In der Umkleidekabine der Franz-Mett-Sporthalle, die der eines Schulturnsaals gleicht, zieht sich Mustafa, dunkler Teint, dunkle Haare, Ende zwanzig, nach dem Training die Socken an und erzählt mir, dass er in der Türkei ein erfolgreicher Jugendschachspieler war. Vor kurzem ist er nach Berlin gezogen und hat hier durch Zufall vom Schachboxen erfahren. Jetzt kommt er mehrmals in der Woche zum Training, denn er hat ein ehrgeiziges Ziel: In drei Jahren will er mit den Fäusten so kompetent sein, dass er seinen ersten echten Schachboxkampf bestreiten kann. Dass ich nach genau einer Stunde Boxtraining morgen selbst in den Ring steige, verrate ich ihm jetzt lieber nicht.

„SCHACHGROSS-MEISTER LASSEN SICH NUR UNGERN AUF DEN KOPF SCHLAGEN.“

Nichts geht mehr

Im Schach kann man aufgeben, im Boxen auch? Ich weiß, dass Josef mich jetzt umhauen muss, und er auch. Mir fehlt die Kraft, um noch lange dagegenzuhalten. Vier, fünf Treffer in meine Doppeldeckung nehme ich noch, aber einmal muss es genug sein. Ein weiterer rechter Haken an meine Schläfe lässt mich zur Seite stolpern. Als meine Beine nachgeben, empfinde ich Erleichterung. Josef will mir noch einmal auf helfen. Ich schüttle den Kopf, spucke den Mundschutz aus, der mir die Luft nimmt: Nichts geht mehr.

Technischer K. o. in Runde 6. Ich habe meinen ersten Schachboxkampf verloren.

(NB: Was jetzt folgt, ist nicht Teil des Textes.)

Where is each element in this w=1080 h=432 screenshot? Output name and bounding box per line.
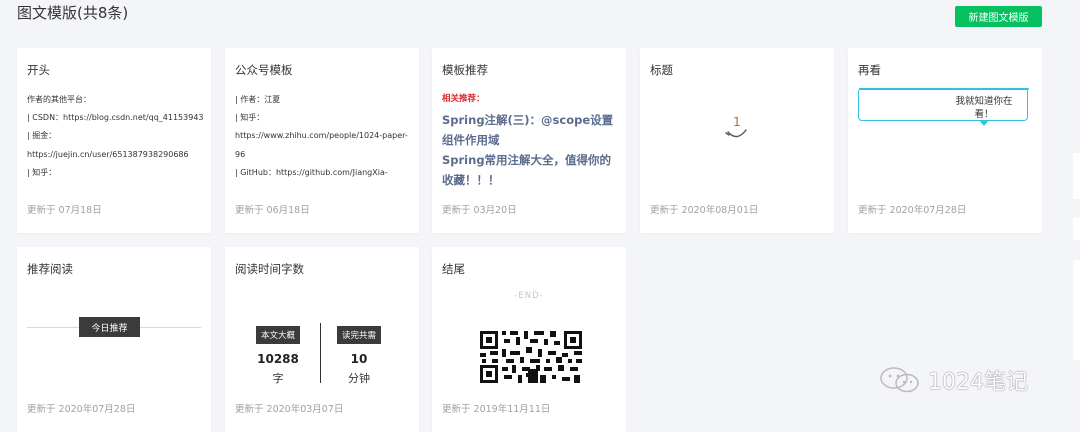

Als ich am nächsten Morgen in meinem Hotelzimmer aufwache, betaste ich erst einmal meinen Körper vor dem Badezimmerspiegel. Ein blauer Fleck an der Rippe, dort, wo Josefs Körperhaken mich getroffen hat, ist die einzige sichtbare Schramme. Ein bisschen durch die Mangel gedreht fühle ich mich schon. Aber das könnte auch an meiner nächtlichen Überlebensfeier in den Berliner Kneipen liegen. Wie es mir heute gehen würde, wenn mein Gegner mit voller Kampfhärte zugeschlagen hätte, will ich mir lieber nicht vorstellen.

Beim Frühstück in einem Studentencafé am Alexanderplatz lasse ich noch mal Revue passieren, was ich im Ring erlebt habe. Schach und Boxen passen zusammen, weil man in beiden Sportarten schweigen muss – so ähnlich hat Josef mir das gestern nach dem Kampf erklärt. Nach sechs Runden Schachboxen bin ich von der Wahlverwandtschaft der beiden Disziplinen nicht restlos überzeugt. Egal wie ernst man es nimmt: Schach ist und bleibt ein Spiel, man braucht Muße dafür. Boxen ist etwas ganz anderes, ein Kampf ums Überleben, bei dem der Kopf zur Trefferfläche wird. Ich bin froh, diesen Kampf durchgestanden zu haben, aber ich muss ihn nicht unbedingt wiederholen. Ich packe mein Taschenschach aus und baue aus dem Gedächtnis, das zum Glück noch intakt ist, die gestrige Schlussposition auf. Verdammt. Nur vier Züge noch, dann hätte ich ihn mattgesetzt.

Info: chessboxingberlin.de

DIE SCHACHPARTIE ZUM NACHSPIELEN

Weiß: Anatol Vitouch, Schwarz: Josef Galert 1. c4 e5 2. Sc3 Lc5 3. Sf3 d6 4. g3 Se7 5. Lg2 0–0 6. 0–0 c6 7. e3 Lg4 8. h3 Lh5 9. g4 Lg6 10. d4 e×d4 11. e×d4 Lb4 12. Lg5 f6 13. Lf4 L×c3 14. b×c3 d5 15. Db3. Ende Runde eins. 15. … Lf7 16. D×b7 Sd7 17. Ld6 Te8 18. Tfe1 Kf8 19. Sh4 g6 20. c×d5 c×d5 21. L×d5 L×d5. Ende Runde drei. 22. D×d5 Sb6 23. De6 Sc8 24. D×f6† Kg8 25. Le5 Sf5 26. Dh8† Kf7 27. D×h7† Ke6 28. g×f5†. Ende Runde fünf.

Die Schlussstellung, nachdem unser Autor im Boxen aufgab. Gerade hatte er als weißer Spieler das schwarze Rössel auf f5 verspeist, sein Bauer bietet Schach. Hier hätte Anatol in vier Zügen durch Schachmatt gewonnen.